Animal husbandry — better milk, meat, eggs

We breed cows, chickens, and fish for better traits too. Crossbreeding local cows with exotic breeds (like Jersey or Holstein) gives higher milk yield. Poultry breeding gives more eggs and faster growth. And aquaculture (fish farming) is the fastest-growing food sector — we're basically farming the ocean now.

Tissue culture — growing plants in a test tube

You can grow an entire plant from a tiny piece of tissue — a leaf, stem, even a single cell. Put it on a nutrient medium with the right hormones, and it'll grow roots and shoots. This is how we mass-produce disease-free banana, sugarcane, and orchid plants. One piece of tissue → thousands of identical plants.
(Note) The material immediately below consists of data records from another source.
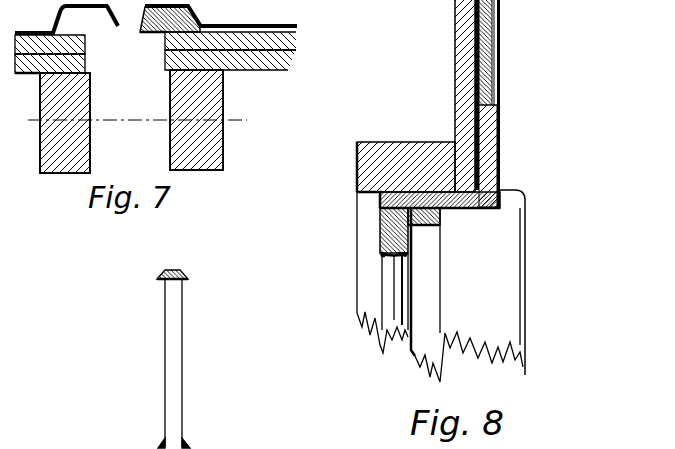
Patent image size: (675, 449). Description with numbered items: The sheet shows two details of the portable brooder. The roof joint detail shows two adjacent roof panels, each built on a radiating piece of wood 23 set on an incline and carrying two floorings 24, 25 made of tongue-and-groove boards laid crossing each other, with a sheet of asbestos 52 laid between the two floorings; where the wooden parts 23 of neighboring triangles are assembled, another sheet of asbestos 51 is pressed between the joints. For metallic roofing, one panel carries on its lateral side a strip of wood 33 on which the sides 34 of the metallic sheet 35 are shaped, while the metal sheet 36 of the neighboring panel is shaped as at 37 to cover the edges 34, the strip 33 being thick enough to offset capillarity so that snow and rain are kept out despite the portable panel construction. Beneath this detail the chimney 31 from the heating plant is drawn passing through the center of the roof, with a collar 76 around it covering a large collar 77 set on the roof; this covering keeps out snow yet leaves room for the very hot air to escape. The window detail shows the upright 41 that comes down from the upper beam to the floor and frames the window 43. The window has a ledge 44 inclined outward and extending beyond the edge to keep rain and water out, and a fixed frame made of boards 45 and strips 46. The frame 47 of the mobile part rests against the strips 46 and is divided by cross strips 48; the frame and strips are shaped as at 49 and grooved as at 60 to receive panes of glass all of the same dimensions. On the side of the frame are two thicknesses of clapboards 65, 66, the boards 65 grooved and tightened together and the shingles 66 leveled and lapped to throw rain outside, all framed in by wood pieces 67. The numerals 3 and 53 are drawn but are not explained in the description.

In FIG. 8, the inner sleeve 3 is at (397, 313).
In FIG. 7, the pieces of wood 23 is at (131, 121).
In FIG. 7, the flooring 24 is at (283, 49).
In FIG. 7, the flooring 25 is at (284, 53).
In FIG. 7, the chimney 31 is at (176, 405).
In FIG. 7, the strip of wood 33 is at (161, 22).
In FIG. 7, the sides of the metallic sheet 34 is at (198, 17).
In FIG. 7, the metallic sheet 35 is at (264, 21).
In FIG. 7, the metal sheet 36 is at (64, 23).
In FIG. 7, the shaped portion of metal sheet 37 is at (107, 12).
In FIG. 8, the upright 41 is at (406, 167).
In FIG. 8, the window 43 is at (396, 288).
In FIG. 8, the ledge 44 is at (470, 286).
In FIG. 8, the boards 45 is at (503, 166).
In FIG. 8, the strips 46 is at (441, 224).
In FIG. 8, the frame of the mobile part of the window 47 is at (384, 230).
In FIG. 8, the cross strips 48 is at (396, 302).
In FIG. 8, the shaped portion 49 is at (382, 256).
In FIG. 7, the sheet of asbestos 51 is at (170, 100).
In FIG. 7, the sheet of asbestos 52 is at (295, 50).
In FIG. 8, the lower insert 53 is at (497, 118).
In FIG. 8, the groove 60 is at (402, 251).
In FIG. 8, the clapboards 65 is at (468, 80).
In FIG. 8, the shingles 66 is at (488, 89).
In FIG. 8, the wood pieces 67 is at (500, 147).
In FIG. 7, the collar 76 is at (186, 442).
In FIG. 7, the large collar 77 is at (211, 442).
Biofortification — making food healthier

Regular rice is fine, but what if rice had extra iron and zinc? Or wheat had more protein? Biofortification is breeding crops with better nutrition. Golden Rice has beta-carotene (vitamin A) — it's yellow. This stuff can prevent blindness in kids who only eat rice. That's food as medicine.

Key Points

  • Plant breeding: select parents, cross them, select best progeny over generations
  • Green Revolution used semi-dwarf wheat and rice varieties to boost yield
  • Crossbreeding in cattle: exotic breeds × indigenous breeds for better milk
  • Tissue culture (micropropagation) produces disease-free clones of plants
  • Somatic hybridization fuses cells from different species to create hybrids
  • Biofortification increases nutrient content (vitamins, minerals) in staple crops
  • APC (Animal Husbandry) includes dairy, poultry, fisheries, beekeeping
  • MOET (Multiple Ovulation Embryo Transfer) boosts cattle reproduction rates

Practice Questions

  • What was the Green Revolution? How did semi-dwarf varieties help India?
  • Describe the process of plant breeding. How do you create a disease-resistant crop variety?
  • What is tissue culture? List any two advantages of micropropagation.
  • How is biofortification different from regular fortification? Give an example.
  • Explain MOET and how it's used to improve cattle breeds.